Hoe dat veranderen of verwisselen in zijn werk gaat staat geschreven in 2 Petrus, waar staat dat de hemelen en aarde voor het vuur zijn opgespaard tot de dag van het oordeel. De grote vernietiging van de goddelozen zal in een ogenblik gebeuren:
(2 Petrus 3:7,10) 7 Maar de hemelen die er nu zijn, en de aarde, zijn door hetzelfde Woord als een schat weggelegd en worden voor het vuur bewaard tot de dag van het oordeel en van het verderf van de goddeloze mensen. Als een dief in de nacht….10 Maar de dag van de Heere zal komen als een dief in de nacht. Dan zullen de hemelen met gedruis voorbijgaan en de elementen brandend vergaan, en de aarde en de werken daarop zullen verbranden.
Alle door mensen gebouwde werken zullen verbranden. Zelfs de dampkring, zeeën en oceanen zullen verdampen met een gedruis. Door een bruine dwergster kan de intensiteit van de zon naar de aarde toe gericht worden.
De zon kan vervolgens de aarde treffen met levensbedreigende zonnevlammen.
Zonne-onderzoekers waarschuwen dat een enorme ‘zonnevlek’, die meer dan 6.100 mijl breed is, binnenkort de aarde zal kunnen raken.
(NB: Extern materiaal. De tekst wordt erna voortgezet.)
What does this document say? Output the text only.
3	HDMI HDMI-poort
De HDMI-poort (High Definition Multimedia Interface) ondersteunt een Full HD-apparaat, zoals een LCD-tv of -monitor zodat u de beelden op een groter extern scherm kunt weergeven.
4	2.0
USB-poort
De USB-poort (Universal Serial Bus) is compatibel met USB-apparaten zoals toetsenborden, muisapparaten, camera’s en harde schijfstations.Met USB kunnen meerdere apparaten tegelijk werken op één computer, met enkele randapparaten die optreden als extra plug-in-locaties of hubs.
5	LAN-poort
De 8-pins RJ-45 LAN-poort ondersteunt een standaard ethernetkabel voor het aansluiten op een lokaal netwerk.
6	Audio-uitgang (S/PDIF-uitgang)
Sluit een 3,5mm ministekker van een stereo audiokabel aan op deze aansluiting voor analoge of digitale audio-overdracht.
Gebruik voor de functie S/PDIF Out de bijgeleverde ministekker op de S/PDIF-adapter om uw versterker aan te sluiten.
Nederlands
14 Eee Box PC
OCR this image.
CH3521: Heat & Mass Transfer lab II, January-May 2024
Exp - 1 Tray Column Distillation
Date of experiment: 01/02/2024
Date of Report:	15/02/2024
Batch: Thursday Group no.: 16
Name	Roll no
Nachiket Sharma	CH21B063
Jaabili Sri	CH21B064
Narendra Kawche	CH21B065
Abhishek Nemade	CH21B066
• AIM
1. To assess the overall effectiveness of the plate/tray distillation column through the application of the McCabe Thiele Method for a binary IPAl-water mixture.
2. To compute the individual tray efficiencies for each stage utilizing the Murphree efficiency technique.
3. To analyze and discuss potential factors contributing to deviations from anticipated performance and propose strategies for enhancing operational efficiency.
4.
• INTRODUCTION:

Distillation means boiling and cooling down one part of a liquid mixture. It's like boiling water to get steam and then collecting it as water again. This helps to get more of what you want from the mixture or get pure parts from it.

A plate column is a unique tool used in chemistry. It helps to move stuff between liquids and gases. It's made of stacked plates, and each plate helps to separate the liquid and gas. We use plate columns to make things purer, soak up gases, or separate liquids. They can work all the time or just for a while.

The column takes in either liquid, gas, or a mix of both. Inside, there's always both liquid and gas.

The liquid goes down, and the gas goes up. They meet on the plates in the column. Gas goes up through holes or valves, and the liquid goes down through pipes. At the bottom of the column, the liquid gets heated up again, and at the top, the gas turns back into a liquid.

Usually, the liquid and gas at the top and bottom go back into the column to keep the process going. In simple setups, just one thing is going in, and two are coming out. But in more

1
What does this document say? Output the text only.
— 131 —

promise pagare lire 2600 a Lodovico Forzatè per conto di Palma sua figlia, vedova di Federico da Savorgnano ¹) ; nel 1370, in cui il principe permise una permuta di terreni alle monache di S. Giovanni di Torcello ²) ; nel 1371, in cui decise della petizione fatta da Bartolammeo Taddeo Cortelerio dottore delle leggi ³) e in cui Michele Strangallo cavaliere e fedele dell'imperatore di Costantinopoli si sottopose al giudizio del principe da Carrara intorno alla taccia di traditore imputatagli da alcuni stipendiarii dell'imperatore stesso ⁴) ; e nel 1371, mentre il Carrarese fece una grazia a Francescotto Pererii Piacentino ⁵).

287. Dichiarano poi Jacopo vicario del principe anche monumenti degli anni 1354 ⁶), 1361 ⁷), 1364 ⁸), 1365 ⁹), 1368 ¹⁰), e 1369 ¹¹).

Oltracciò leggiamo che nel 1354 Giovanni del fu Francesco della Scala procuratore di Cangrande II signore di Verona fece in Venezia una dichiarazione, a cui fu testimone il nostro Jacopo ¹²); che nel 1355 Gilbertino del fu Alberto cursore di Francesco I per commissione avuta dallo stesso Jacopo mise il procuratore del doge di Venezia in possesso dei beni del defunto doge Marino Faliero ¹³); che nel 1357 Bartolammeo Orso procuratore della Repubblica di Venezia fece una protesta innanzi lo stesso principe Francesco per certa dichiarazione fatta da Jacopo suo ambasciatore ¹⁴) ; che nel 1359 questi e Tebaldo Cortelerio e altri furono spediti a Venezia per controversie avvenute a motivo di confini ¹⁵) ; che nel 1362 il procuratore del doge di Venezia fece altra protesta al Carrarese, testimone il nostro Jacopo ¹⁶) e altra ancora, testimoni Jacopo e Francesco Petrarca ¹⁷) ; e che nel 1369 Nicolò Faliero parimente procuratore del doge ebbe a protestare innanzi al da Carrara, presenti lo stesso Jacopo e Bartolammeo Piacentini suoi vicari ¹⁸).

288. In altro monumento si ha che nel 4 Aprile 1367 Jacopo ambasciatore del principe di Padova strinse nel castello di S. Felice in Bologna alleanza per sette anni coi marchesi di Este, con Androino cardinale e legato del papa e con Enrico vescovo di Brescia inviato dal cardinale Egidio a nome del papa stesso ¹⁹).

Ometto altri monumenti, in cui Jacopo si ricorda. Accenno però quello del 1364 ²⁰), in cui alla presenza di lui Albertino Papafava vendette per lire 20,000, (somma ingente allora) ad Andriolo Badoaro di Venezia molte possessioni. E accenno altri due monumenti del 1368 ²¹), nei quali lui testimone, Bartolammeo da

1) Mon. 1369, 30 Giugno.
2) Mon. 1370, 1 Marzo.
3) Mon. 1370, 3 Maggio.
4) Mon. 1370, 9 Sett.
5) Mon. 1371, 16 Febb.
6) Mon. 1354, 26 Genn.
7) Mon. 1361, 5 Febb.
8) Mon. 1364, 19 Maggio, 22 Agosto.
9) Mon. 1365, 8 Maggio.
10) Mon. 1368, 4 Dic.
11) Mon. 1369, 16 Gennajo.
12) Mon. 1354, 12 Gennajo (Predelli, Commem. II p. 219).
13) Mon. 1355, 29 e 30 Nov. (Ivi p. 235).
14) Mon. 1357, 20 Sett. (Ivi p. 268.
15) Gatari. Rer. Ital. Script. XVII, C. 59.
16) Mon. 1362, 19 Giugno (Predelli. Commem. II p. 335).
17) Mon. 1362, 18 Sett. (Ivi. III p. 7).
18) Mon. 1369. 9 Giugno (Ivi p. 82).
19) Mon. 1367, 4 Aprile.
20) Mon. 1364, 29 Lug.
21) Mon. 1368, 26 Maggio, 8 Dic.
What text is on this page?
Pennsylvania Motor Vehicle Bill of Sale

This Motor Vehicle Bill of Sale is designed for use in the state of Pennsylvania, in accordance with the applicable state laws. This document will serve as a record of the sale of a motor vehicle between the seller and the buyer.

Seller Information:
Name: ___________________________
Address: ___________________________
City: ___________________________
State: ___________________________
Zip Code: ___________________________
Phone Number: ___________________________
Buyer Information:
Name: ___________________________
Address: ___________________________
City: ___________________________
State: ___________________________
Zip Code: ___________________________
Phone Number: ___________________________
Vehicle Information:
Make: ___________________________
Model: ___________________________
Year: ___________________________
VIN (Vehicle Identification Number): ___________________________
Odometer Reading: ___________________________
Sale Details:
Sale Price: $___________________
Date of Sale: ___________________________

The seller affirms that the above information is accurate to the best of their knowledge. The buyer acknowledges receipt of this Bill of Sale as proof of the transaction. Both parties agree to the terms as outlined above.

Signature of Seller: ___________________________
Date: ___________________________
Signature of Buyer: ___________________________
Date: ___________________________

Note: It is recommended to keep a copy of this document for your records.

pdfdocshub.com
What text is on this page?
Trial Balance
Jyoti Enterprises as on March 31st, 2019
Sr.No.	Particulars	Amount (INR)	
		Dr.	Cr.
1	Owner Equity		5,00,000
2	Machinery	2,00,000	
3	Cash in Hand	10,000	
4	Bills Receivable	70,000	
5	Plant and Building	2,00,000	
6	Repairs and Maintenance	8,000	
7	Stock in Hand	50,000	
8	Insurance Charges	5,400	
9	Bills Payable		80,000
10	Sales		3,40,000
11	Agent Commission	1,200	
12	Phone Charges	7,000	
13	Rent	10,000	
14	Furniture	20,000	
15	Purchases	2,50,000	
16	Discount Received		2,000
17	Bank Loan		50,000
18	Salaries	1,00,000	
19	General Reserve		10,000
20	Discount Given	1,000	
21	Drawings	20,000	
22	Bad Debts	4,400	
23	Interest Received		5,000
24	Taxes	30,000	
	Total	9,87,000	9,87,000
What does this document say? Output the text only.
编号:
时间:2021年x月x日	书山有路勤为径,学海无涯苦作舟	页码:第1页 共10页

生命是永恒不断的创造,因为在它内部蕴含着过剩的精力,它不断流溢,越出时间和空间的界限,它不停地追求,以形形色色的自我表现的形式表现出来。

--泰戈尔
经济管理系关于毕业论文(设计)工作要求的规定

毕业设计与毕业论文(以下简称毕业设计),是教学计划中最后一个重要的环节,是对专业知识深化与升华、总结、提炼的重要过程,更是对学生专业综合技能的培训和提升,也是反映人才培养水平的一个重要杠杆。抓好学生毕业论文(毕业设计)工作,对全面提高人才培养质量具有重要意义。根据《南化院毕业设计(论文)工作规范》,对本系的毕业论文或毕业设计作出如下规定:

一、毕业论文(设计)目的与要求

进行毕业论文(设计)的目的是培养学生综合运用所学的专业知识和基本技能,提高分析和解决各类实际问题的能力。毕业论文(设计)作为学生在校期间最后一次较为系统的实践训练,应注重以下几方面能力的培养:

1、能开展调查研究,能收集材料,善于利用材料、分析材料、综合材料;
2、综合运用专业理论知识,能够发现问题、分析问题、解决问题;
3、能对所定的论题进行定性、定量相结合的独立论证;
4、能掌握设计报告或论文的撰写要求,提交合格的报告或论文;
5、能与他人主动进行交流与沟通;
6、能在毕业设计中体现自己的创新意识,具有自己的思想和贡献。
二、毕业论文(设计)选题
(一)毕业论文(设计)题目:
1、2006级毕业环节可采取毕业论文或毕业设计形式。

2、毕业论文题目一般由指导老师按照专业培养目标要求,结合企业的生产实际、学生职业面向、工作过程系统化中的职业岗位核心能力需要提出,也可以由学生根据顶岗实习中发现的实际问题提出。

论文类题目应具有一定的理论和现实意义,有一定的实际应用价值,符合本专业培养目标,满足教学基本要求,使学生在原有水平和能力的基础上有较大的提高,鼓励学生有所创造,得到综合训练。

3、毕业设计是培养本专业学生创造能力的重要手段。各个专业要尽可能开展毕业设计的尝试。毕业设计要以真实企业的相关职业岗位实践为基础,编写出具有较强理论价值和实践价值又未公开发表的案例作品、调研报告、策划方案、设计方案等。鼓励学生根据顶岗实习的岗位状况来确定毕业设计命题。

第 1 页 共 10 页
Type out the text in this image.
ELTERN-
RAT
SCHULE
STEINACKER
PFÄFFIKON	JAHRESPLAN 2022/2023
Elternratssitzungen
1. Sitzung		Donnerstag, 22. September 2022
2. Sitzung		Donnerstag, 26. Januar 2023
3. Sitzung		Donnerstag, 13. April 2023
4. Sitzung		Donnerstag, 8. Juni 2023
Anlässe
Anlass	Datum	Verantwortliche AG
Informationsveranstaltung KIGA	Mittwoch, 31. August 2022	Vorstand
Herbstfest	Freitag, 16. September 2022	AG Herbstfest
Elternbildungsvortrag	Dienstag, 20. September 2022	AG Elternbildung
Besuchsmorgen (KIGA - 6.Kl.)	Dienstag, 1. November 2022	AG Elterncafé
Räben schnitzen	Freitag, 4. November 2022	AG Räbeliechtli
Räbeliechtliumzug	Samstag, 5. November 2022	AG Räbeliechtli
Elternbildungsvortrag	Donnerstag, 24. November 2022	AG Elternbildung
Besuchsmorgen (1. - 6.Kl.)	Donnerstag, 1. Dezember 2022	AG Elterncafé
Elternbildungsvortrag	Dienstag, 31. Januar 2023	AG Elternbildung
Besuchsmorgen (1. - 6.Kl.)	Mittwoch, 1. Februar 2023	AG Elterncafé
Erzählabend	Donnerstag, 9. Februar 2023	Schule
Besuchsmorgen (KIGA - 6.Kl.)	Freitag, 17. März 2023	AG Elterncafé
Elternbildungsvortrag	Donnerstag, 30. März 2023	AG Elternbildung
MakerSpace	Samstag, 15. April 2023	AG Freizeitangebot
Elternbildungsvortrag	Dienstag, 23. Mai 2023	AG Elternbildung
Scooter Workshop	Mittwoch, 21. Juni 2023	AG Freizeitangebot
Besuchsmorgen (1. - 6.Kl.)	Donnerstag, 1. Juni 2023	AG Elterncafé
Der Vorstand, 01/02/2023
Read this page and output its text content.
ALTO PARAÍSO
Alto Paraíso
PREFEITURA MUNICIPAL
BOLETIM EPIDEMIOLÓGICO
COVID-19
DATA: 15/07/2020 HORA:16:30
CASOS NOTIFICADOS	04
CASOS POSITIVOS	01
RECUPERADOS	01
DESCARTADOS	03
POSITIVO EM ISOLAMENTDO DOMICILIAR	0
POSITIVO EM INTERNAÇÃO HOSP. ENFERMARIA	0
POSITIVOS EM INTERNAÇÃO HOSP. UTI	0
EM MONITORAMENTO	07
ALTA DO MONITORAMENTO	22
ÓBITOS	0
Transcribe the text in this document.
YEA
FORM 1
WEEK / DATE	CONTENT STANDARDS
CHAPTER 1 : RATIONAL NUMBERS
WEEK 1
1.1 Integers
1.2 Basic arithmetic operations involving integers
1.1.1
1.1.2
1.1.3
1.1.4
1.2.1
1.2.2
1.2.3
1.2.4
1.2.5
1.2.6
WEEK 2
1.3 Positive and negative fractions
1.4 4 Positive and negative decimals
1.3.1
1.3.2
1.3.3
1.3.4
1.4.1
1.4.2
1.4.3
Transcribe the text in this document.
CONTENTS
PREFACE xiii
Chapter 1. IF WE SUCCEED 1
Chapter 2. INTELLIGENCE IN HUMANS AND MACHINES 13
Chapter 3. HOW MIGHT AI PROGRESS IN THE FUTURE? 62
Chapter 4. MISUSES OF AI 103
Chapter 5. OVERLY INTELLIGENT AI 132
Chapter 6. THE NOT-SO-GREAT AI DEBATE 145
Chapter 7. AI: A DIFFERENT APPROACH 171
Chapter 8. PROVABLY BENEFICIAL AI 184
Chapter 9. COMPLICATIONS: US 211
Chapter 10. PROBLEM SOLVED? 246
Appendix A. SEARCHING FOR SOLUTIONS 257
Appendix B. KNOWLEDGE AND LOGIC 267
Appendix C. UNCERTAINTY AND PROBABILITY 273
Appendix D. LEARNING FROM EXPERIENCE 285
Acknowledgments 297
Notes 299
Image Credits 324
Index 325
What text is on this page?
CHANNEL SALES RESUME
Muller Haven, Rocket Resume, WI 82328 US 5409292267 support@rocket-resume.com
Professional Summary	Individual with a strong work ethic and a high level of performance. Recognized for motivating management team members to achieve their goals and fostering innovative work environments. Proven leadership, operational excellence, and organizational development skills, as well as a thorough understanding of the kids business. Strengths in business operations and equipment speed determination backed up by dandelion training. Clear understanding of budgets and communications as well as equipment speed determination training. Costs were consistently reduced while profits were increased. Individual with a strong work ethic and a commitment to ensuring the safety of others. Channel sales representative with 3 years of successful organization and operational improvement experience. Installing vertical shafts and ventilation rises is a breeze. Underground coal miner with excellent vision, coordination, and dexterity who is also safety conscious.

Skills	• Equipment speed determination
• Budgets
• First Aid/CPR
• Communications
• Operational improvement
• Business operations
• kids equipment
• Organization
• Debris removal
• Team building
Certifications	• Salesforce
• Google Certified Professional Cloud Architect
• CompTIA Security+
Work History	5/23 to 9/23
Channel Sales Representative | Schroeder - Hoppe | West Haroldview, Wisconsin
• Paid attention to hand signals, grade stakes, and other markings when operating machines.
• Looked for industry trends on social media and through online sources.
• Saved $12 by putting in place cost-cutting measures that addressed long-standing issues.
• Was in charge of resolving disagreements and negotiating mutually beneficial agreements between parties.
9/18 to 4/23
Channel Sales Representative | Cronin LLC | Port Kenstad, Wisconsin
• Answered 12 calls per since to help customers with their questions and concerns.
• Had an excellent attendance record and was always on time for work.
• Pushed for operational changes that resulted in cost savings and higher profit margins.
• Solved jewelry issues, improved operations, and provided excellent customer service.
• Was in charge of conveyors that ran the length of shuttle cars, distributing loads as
Linksonder zonnevlek Ar3055 11-7-2022
Flares worden geclassificeerd op sterkte, waarbij X geldt als de sterkste. Mogelijk zullen zonnestormen in combinatie met een bruine dwergster de flares dus heviger maken. Vooral doordat het aardmagnetisme de laatste jaren steeds minder sterk wordt en zodoende veel minder bescherming biedt.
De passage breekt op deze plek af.